Even highly dynamic websites change slowly
Railgun works by recognizing that uncacheable web pages do not change very rapidly. For example, during an experiment, the CNN.com homepage HTML was captured once, and then again after 5 minutes and then again after one hour. The page sizes were 92,516, five minutes still 92,516 and one hour later 93,727.
CNN sets the caching on this page to 60 seconds. After one minute, it is necessary to download the entire page again. However, looking inside the page, not much has changed. In fact, the change between versions is on the order of 100s of bytes out of almost 100k. Here’s a screenshot of one of the binary differences between the CNN home page at five minute intervals. The yellow bytes have changed, the rest have not.

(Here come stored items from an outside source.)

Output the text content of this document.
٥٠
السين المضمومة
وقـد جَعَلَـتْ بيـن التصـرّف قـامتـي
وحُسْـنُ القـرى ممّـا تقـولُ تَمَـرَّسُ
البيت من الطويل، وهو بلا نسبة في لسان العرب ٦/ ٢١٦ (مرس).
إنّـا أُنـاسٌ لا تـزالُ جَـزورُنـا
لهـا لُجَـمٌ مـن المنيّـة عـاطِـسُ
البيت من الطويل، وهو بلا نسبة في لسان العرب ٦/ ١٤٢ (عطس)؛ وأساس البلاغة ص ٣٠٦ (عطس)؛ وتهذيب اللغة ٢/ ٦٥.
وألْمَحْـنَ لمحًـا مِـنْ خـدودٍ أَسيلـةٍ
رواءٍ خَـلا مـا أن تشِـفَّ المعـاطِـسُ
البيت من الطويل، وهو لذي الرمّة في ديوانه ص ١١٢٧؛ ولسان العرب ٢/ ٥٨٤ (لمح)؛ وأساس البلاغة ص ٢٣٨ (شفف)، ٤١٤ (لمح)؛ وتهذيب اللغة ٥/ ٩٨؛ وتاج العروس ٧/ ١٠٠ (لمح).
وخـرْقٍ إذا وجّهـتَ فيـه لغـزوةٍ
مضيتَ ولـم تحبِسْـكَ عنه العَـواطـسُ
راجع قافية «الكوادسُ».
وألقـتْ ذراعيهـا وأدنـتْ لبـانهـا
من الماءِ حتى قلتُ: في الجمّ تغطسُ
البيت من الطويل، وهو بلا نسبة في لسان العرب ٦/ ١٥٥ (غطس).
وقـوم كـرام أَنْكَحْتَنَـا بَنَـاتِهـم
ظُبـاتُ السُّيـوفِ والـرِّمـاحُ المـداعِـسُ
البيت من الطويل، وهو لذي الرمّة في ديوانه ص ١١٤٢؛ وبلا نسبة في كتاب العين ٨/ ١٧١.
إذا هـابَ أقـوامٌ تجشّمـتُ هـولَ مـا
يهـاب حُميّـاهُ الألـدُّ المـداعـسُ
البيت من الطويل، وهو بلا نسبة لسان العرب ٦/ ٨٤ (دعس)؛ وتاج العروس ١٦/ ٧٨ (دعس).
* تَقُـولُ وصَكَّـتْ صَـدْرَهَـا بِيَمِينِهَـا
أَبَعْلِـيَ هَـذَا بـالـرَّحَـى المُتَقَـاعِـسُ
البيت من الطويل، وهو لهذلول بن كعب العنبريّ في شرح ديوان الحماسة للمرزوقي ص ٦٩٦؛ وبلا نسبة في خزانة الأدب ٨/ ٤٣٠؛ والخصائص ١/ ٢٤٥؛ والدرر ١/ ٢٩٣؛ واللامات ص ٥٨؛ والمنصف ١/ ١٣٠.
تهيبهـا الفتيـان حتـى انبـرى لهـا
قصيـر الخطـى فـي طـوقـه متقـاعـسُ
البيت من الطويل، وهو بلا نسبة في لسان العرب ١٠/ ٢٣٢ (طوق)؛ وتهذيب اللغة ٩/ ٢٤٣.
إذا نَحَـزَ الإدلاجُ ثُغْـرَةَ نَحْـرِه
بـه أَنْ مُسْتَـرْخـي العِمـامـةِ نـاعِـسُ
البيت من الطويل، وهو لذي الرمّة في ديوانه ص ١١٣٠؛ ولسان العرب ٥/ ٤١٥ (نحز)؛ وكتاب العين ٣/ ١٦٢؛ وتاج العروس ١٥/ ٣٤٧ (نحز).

Experiments at CloudFlare have revealed similar change values across the web. For example, reddit.com changes by about 2.15% over five minutes and 3.16% over an hour. The New York Times home page changes by about 0.6% over five minutes and 3% over an hour. BBC News changes by about 0.4% over five minutes and 2% over an hour.
Although the dynamic web is not cacheable, it is also not changing quickly. That means that from moment to moment there’s only a small change between versions of a page. CloudFlare Railgun uses this fact to achieve very high rates of compression. This is very similar to how video compression looks for changes from frame to frame; Railgun looks for changes on a page from download to download.
Railgun consists of two components: the sender and the listener. The sender is installed at every CloudFlare data center around the world. The listener is a software component that API Studios has installed on our network for customers.
The sender and listener establish a permanent TCP connection that’s secured by TLS. This TCP connection is used for the Railgun protocol. It’s an all binary multiplexing protocol that allows multiple HTTP requests to be run simultaneously and asynchronously across the link. Or in other words, a persistent connection is opened between CloudFlare’s network and ours and eliminates the overhead of TCP.